Certains pépiniéristes français sont motivés pour proposer prochainement des avocatiers rustiques. Ils procèdent méthodiquement en s’inspirant de ce qui a été fait sur les agrumes. Ils testent des porte-greffes et des variétés résistantes. Certains ont même expérimenté la reproduction clonale pour essayer d’avoir un PG dont le comportement et la résistance au froid sont prévisibles. Les pépiniéristes seront aptes à fournir des conseils pour que l’acclimatation puisse réussir. Cela me fait plaisir de constater cet engouement à la fois des professionnels et des jardiniers pour une large gamme de plantes exotiques. Nous partons de loin : aujourd’hui encore sur les sites web, rares sont les photos et les descriptions qui collent à l’article vendu. On ne sait pas si l’on doit se fier au nom de l’article, à sa photo ou à sa fiche descriptive ? Des gens m’ont rapporté que certains avocatiers vendus comme greffés ne l’étaient pas, que des avocatiers mexicains ne sentaient pas l’anis (les feuilles froissées d’avocatiers de type mexicain sont reconnaissables à cette odeur). J’ose espérer que tout ces égarements sont des histoires anciennes et que désormais, on peut se fier aux informations et aux variétés vendues. Il est toujours embêtant d’avoir été victime d’erreurs d’affichage ou d’identification.
Ce mois-ci, j’ai été frappé par cette rencontre avec l’avocatier d’Ouganda planté à Nîmes. Le nîmois qui l’a planté ne se rend peut être pas compte de cet exploit ! Finalement, les gens qui n’ont pas trop de préjugés sont les plus aptes à tenter l’impensable. Et cette audace porte parfois de délicieux fruits ! Bravo à tous ces expérimentateurs. Cela motive pour continuer à acclimater des fruitiers venus d’ailleurs.
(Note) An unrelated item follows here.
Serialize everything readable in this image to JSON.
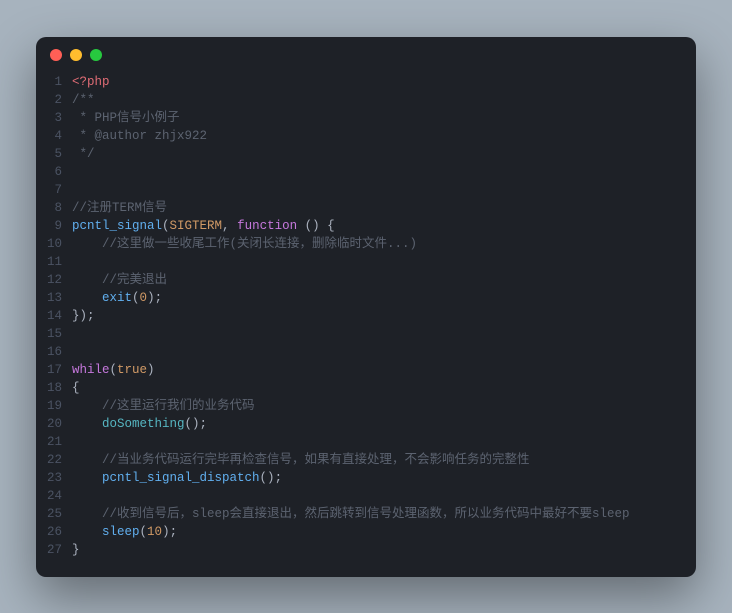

“Prenez mes idées, j’en aurai d’autres.”
Coco Chanel
Je vois que certains semblent regretter cette diffusion très large de végétaux qui deviennent du coup moins rares. Ce n’est pas mon cas. Même si les espèces fruitières de mon jardin deviennent tous les jours un peu moins originales, je me réjouis de compter plus d’expérimentateurs. Je constate aussi que les personnes qui acclimatent ces végétaux s’investissent méticuleusement dans la compréhension de ces nouvelles plantes. Alors que moi, en tant que généraliste, je survole chaque espèce sans approfondir. Et il y a tant à découvrir… L’année dernière à la même époque je m’inquiétais de voir la communauté française de l’acclimatation fruitière en retrait par rapport à celles d’Italie, d’Australie ou des USA. Et bien, je trouve que cela bouge pas mal, et même s’il y a toujours de l’inertie j’ai plaisir à partager avec des acclimateurs très pointus nos observations et nos végétaux !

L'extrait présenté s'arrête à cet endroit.